This week South Africa received a timely reminder of how fastidious international investors are. The country was also reminded of how the good we achieve as a country remains overshadowed by history, socio-economics and the burden of HIV/Aids.
A report prepared for the presidency by Russell 20-20, a fund managers association, paints a picture of the country that combines the delightful and the grim. The survey was conducted among fund managers controlling R47-trillion in assets.
The managers gave a thumbs-up to the country’s economic management, in particular praising Reserve Bank Governor Tito Mboweni and Minister of Finance Trevor Manuel.
The money men also said they were impressed by the country’s legal and financial system and corporate governance, which they described as ‘among the best in the emerging markets”. Actually, they are among the best in the world, and they know it.
My interest in the report is what the managers consider problematic about South Africa. They rate unemployment and uncertainty about black economic empower- ment as among the greatest threats to the country’s attractiveness as an investment destination.
The key concern about unemployment is not its relationship to crime, which is not the linear cause-and-effect relationship normally cited by critics of the government.
My fear is that crime is so woven into our social fabric that even when job opportunities become widely available, professional criminals will not take advantage of them.

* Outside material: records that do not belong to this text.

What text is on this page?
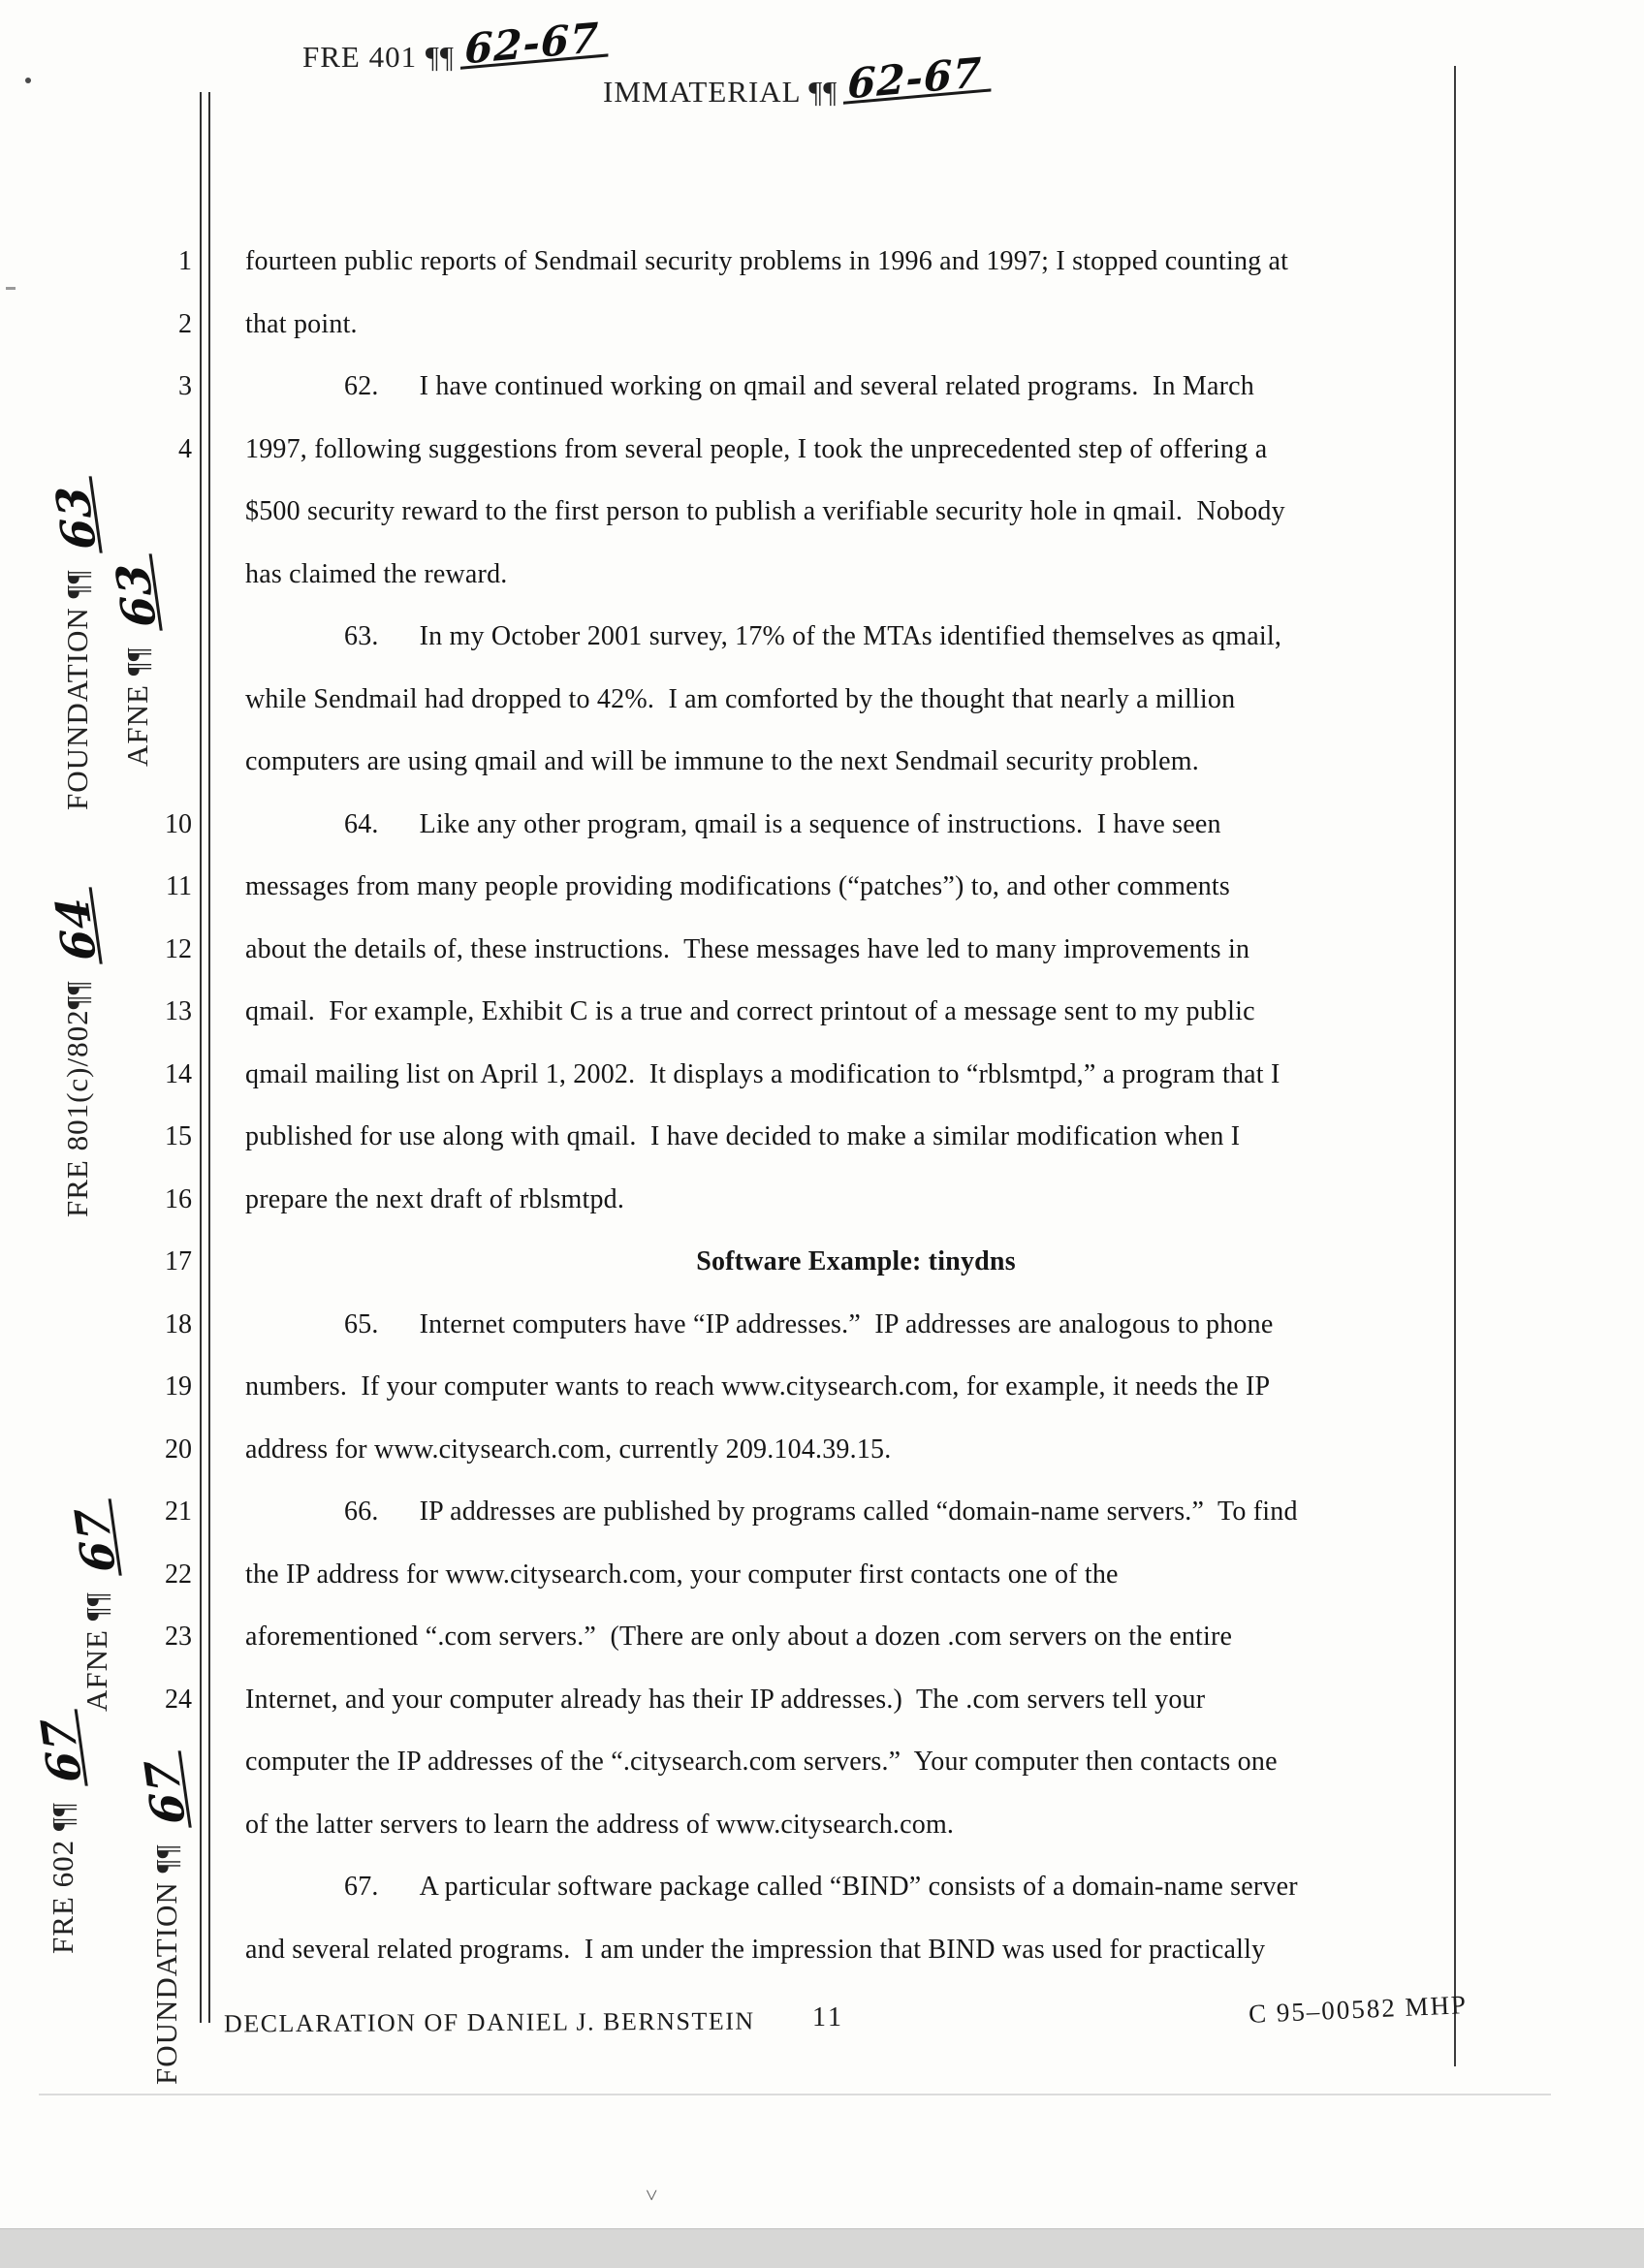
FRE 401 ¶¶ 62-67
IMMATERIAL ¶¶ 62-67
FOUNDATION ¶¶
63
AFNE ¶¶
63
FRE 801(c)/802¶¶
64
AFNE ¶¶
67
FRE 602 ¶¶
67
FOUNDATION ¶¶
67
1
2
3
4
10
11
12
13
14
15
16
17
18
19
20
21
22
23
24
fourteen public reports of Sendmail security problems in 1996 and 1997; I stopped counting at
that point.
62. I have continued working on qmail and several related programs.  In March
1997, following suggestions from several people, I took the unprecedented step of offering a
$500 security reward to the first person to publish a verifiable security hole in qmail.  Nobody
has claimed the reward.
63. In my October 2001 survey, 17% of the MTAs identified themselves as qmail,
while Sendmail had dropped to 42%.  I am comforted by the thought that nearly a million
computers are using qmail and will be immune to the next Sendmail security problem.
64. Like any other program, qmail is a sequence of instructions.  I have seen
messages from many people providing modifications (“patches”) to, and other comments
about the details of, these instructions.  These messages have led to many improvements in
qmail.  For example, Exhibit C is a true and correct printout of a message sent to my public
qmail mailing list on April 1, 2002.  It displays a modification to “rblsmtpd,” a program that I
published for use along with qmail.  I have decided to make a similar modification when I
prepare the next draft of rblsmtpd.
Software Example: tinydns
65. Internet computers have “IP addresses.”  IP addresses are analogous to phone
numbers.  If your computer wants to reach www.citysearch.com, for example, it needs the IP
address for www.citysearch.com, currently 209.104.39.15.
66. IP addresses are published by programs called “domain-name servers.”  To find
the IP address for www.citysearch.com, your computer first contacts one of the
aforementioned “.com servers.”  (There are only about a dozen .com servers on the entire
Internet, and your computer already has their IP addresses.)  The .com servers tell your
computer the IP addresses of the “.citysearch.com servers.”  Your computer then contacts one
of the latter servers to learn the address of www.citysearch.com.
67. A particular software package called “BIND” consists of a domain-name server
and several related programs.  I am under the impression that BIND was used for practically
DECLARATION OF DANIEL J. BERNSTEIN 11	C 95–00582 MHP
˅
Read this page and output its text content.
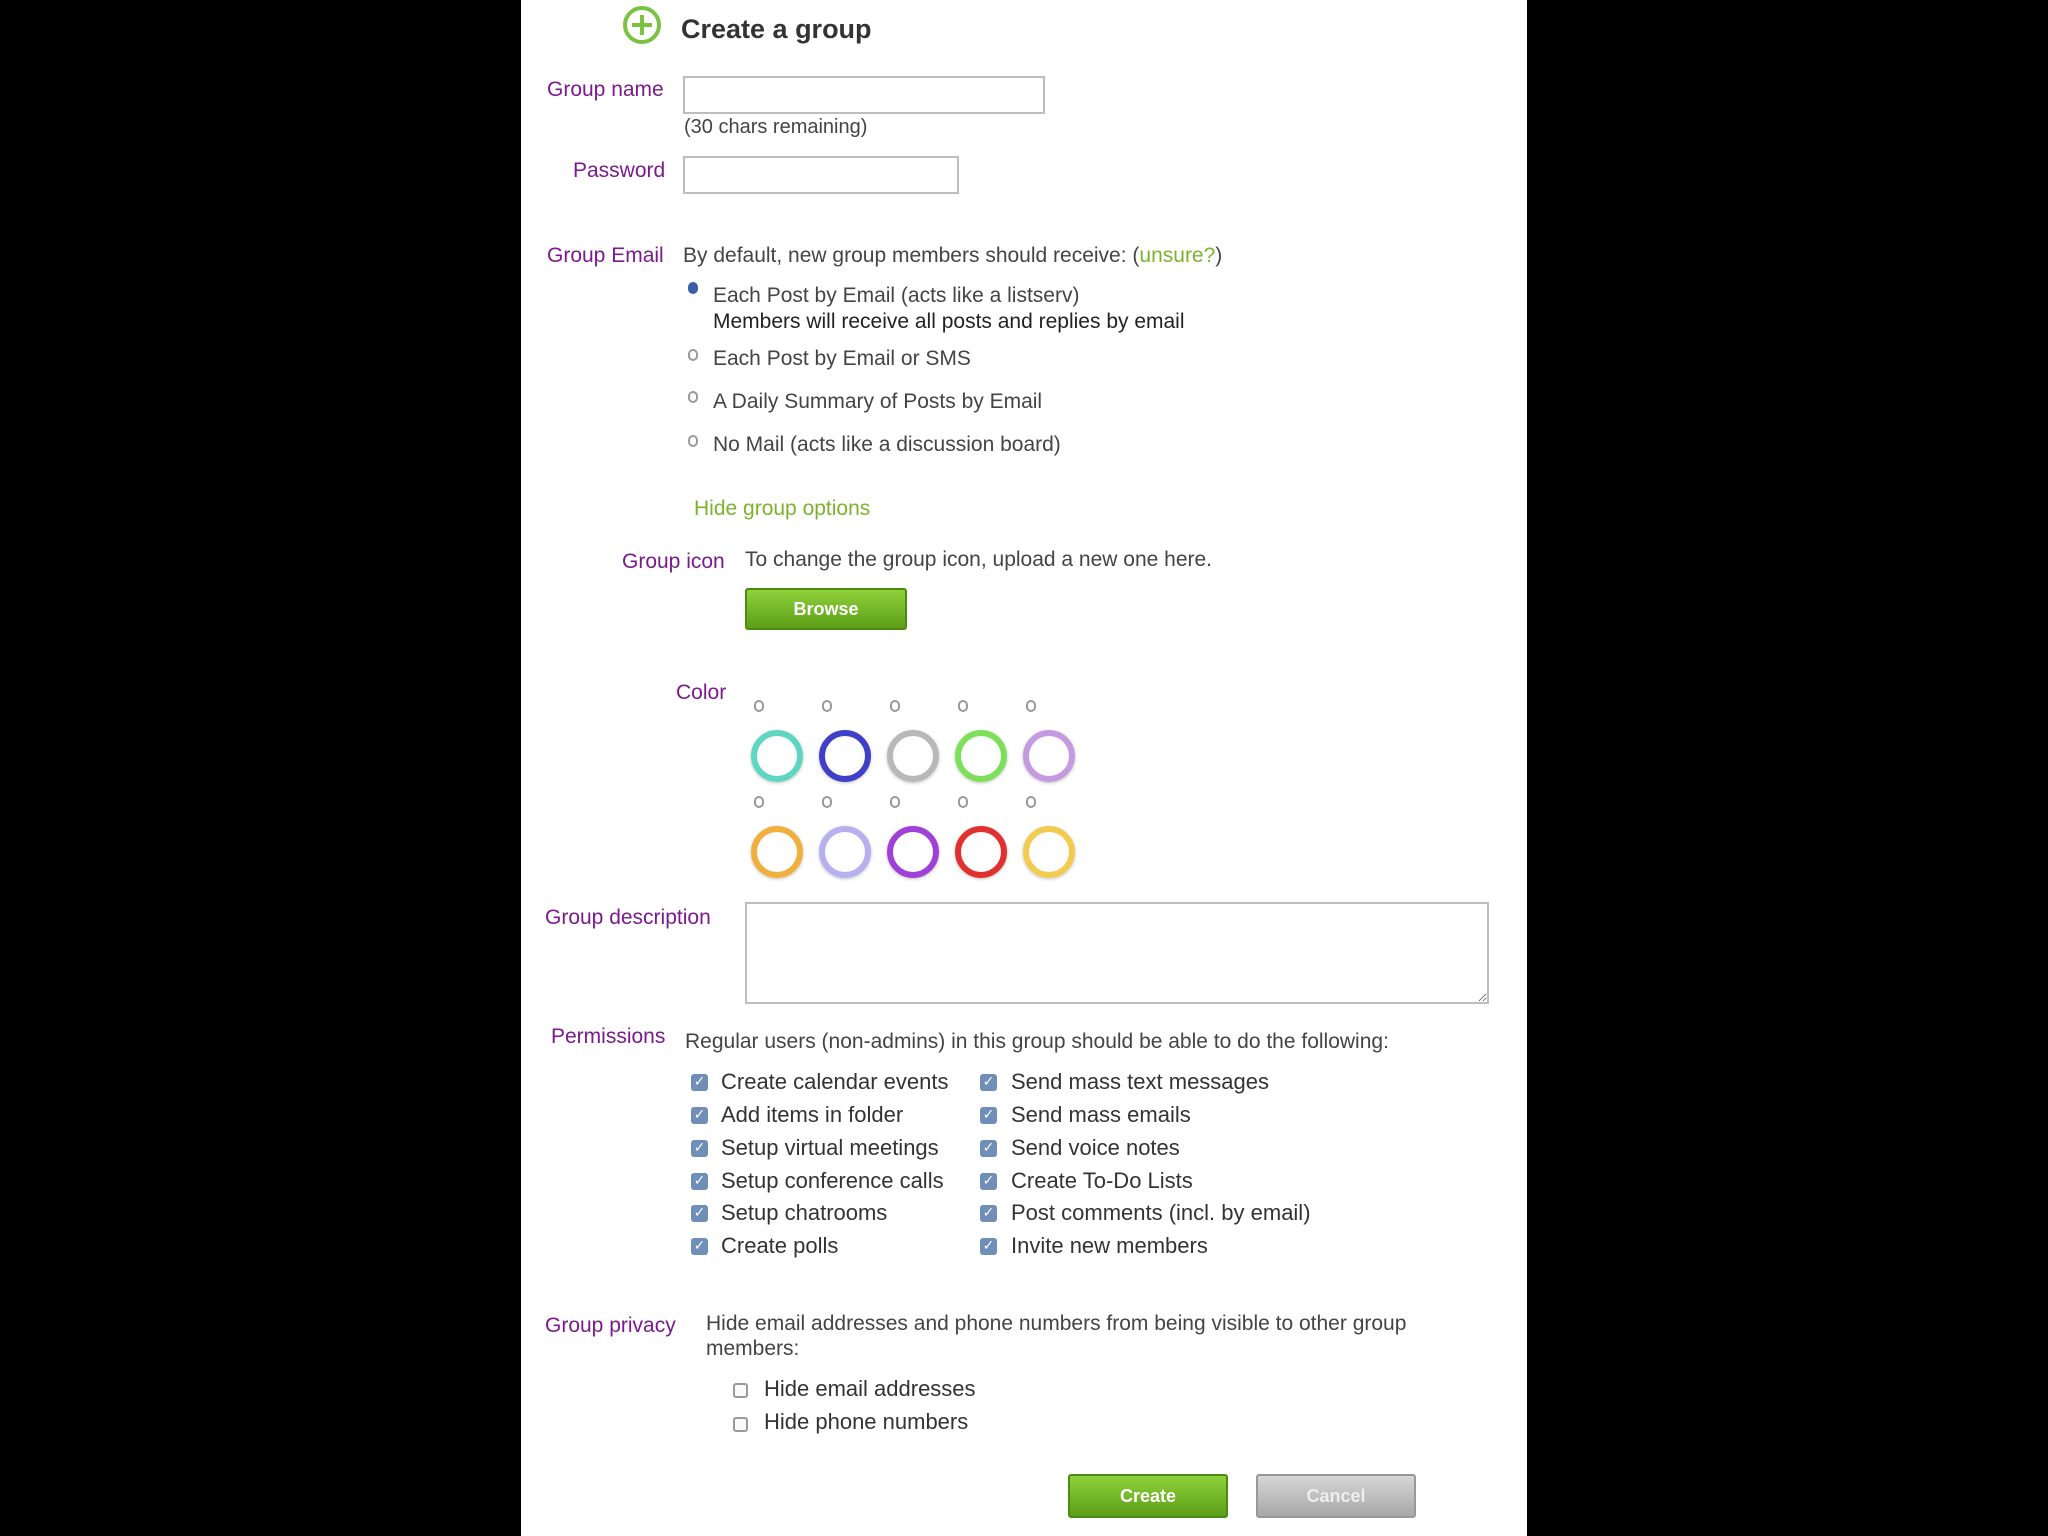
Create a group
Group name
(30 chars remaining)
Password
Group Email By default, new group members should receive: (unsure?)
Each Post by Email (acts like a listserv)
Members will receive all posts and replies by email
Each Post by Email or SMS
A Daily Summary of Posts by Email
No Mail (acts like a discussion board)
Hide group options
Group icon To change the group icon, upload a new one here.
Browse
Color
Group description
Permissions Regular users (non-admins) in this group should be able to do the following:
✓ Create calendar events
✓ Add items in folder
✓ Setup virtual meetings
✓ Setup conference calls
✓ Setup chatrooms
✓ Create polls
✓ Send mass text messages
✓ Send mass emails
✓ Send voice notes
✓ Create To-Do Lists
✓ Post comments (incl. by email)
✓ Invite new members
Group privacy Hide email addresses and phone numbers from being visible to other group
members:
Hide email addresses
Hide phone numbers
Create	Cancel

For as long as the gains of crime outweigh the cost of searching for a job, alleviating unemployment will not reduce it.
Then there is the touchy issue of black economic empowerment. The report notes: ‘While investors were hopeful about the long-term prospects of black economic empowerment, they cautioned that it needed to be managed carefully.” ‘Managing carefully” apparently means placating white middle-aged men and waiting until they die or retire before moving blacks into key positions.
The truth is that black economic empowerment failed in the first instance because of the intransigence of white capital and the complicity of aspiring black capitalists who were happy to act as fronts or ‘operate without risk”, as one North American fund manager angrily described the style of Mzi Khumalo.
The current wave of empowerment is, thankfully, governed by more realism, but is still viewed as a social cost by investors and an economic imperative by intended beneficiaries.
What should happen is that it starts out as the former and evolves into the latter as black shareholders start to add value. It would be great to see black economic empowerment removed from the non-financial sustainable develop-ment section of annual reports and become part of the operational review section of annual reports and financial statements.
The Russell 20-20 report serves as a reminder that fund managers are constantly searching for a Utopia, yet persist in making strange choices. There was a time during the last quarter of 2002 when the rand was the third-best performing currency against the dollar. The two currencies ahead of it, supported by an inflow of funds, were the Argentinean peso and real of Brazil.
This was not long after Argentina’s economy had melted down and Brazil came close to defaulting on its debt.